"But I'm really desparate!" pleaded my mum.
"I don't care, you can't!" Maybe I'm being a bit too harsh, but the line has to be drawn somewhere.
I am at my new flat taking some measurements and looking around. Mr Dave, the foreman and builder of my future home is showing me around. He shows me the coded entry system. "If you forget your key, all you have to do is push Code and then 8752. The door will then open." He pulls the door. It is locked. "I don't think I was quick enough. I'll try again."
This time the door opens but it was opened from the inside by a shaggy haired tall gentleman. I look my new neighbour up and down and in true English fashion take an instant dislike to him. He is, I think, the sort of person who will be burning insence and listening to Oasis till the early hours. And once more in true English fashion, I hide my dislike of him, smile and say "Good Morning!".
The carpet is down and kitchen appliances are in. Mr Dave takes me round and shows me the boiler, the gas taps, the fuses, the extractor fans and the bondage dungeon. He still has to do some stuff around the flat but he leaves us to take measurements.

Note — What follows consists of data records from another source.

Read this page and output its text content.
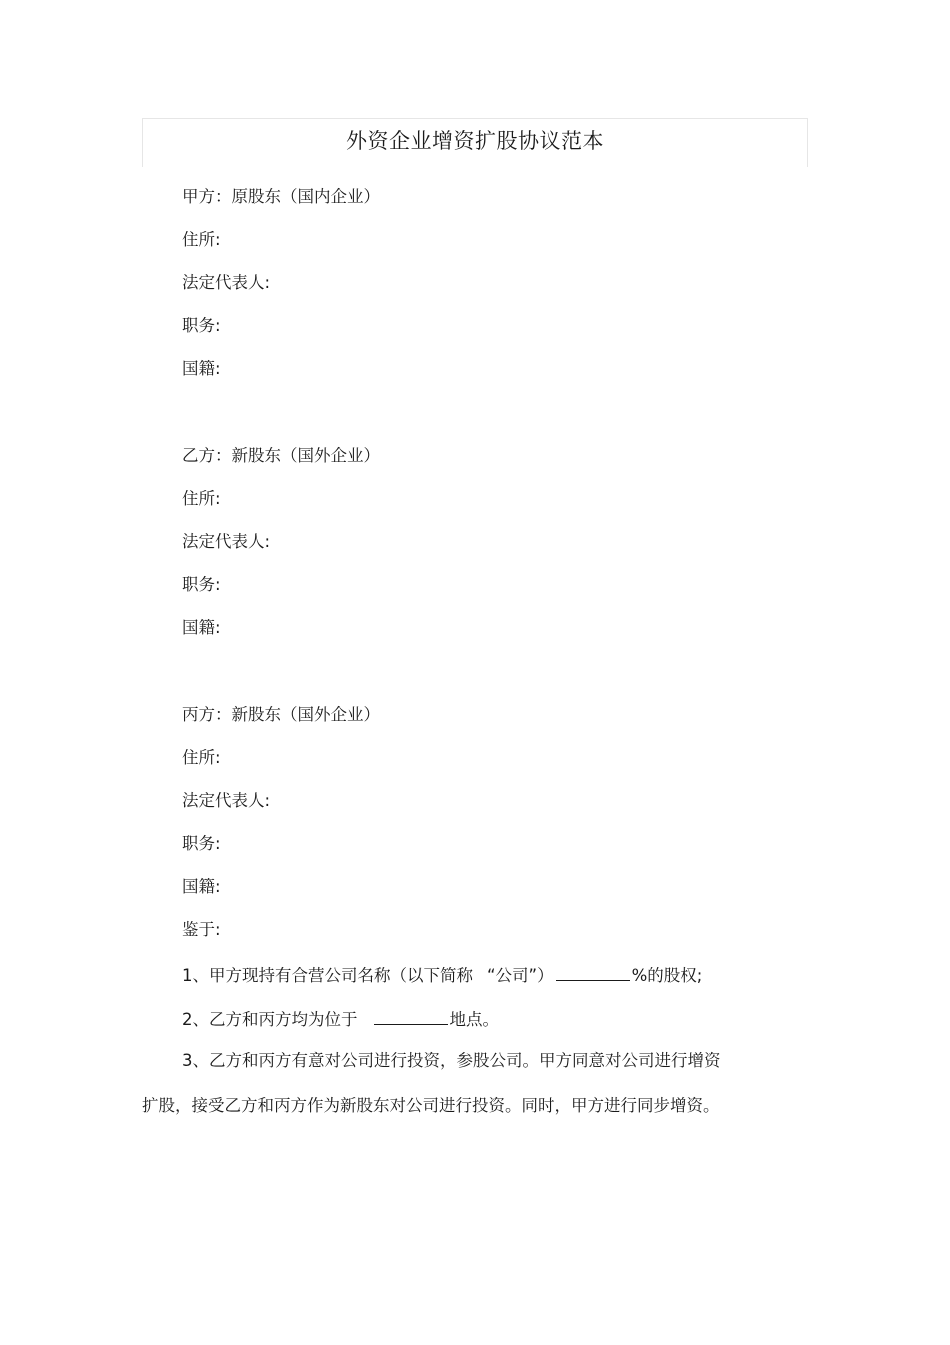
外资企业增资扩股协议范本

甲方：原股东（国内企业）

住所:

法定代表人:

职务:

国籍:

乙方：新股东（国外企业）

住所:

法定代表人:

职务:

国籍:

丙方：新股东（国外企业）

住所:

法定代表人:

职务:

国籍:

鉴于:

1、甲方现持有合营公司名称（以下简称 “公司”）	%的股权;

2、乙方和丙方均为位于	地点。

3、乙方和丙方有意对公司进行投资，参股公司。甲方同意对公司进行增资

扩股，接受乙方和丙方作为新股东对公司进行投资。同时，甲方进行同步增资。
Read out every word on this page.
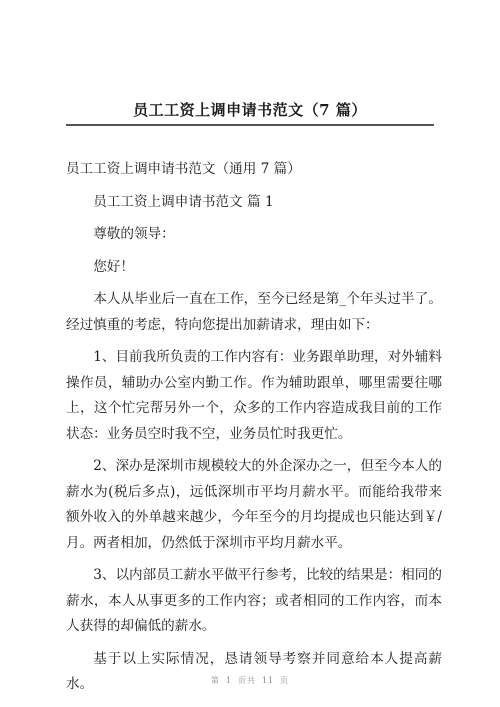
员工工资上调申请书范文（7 篇）

员工工资上调申请书范文（通用 7 篇）

员工工资上调申请书范文 篇 1

尊敬的领导：

您好！

本人从毕业后一直在工作，至今已经是第_个年头过半了。经过慎重的考虑，特向您提出加薪请求，理由如下：

1、目前我所负责的工作内容有：业务跟单助理，对外辅料操作员，辅助办公室内勤工作。作为辅助跟单，哪里需要往哪上，这个忙完帮另外一个，众多的工作内容造成我目前的工作状态：业务员空时我不空，业务员忙时我更忙。

2、深办是深圳市规模较大的外企深办之一，但至今本人的薪水为(税后多点)，远低深圳市平均月薪水平。而能给我带来额外收入的外单越来越少，今年至今的月均提成也只能达到￥/月。两者相加，仍然低于深圳市平均月薪水平。

3、以内部员工薪水平做平行参考，比较的结果是：相同的薪水，本人从事更多的工作内容；或者相同的工作内容，而本人获得的却偏低的薪水。

基于以上实际情况，恳请领导考察并同意给本人提高薪水。	第 1 页共 11 页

And that is when my mum breaks the news.
"I need the toilet."
After 5 minutes of badgering about how she's going to explode if she doesn't go, I finally allow her to use the guest bathroom. I check that the toilet flushes, I am not having a floater sitting in my flat for two weeks. She goes but comes out looking all embarassed. "I seem to have made a mess of the bowl. It wasn't really my fault, it came out at the wrong angle."
Sure enough there was a big brown stain on my nice new clean white toilet bowl.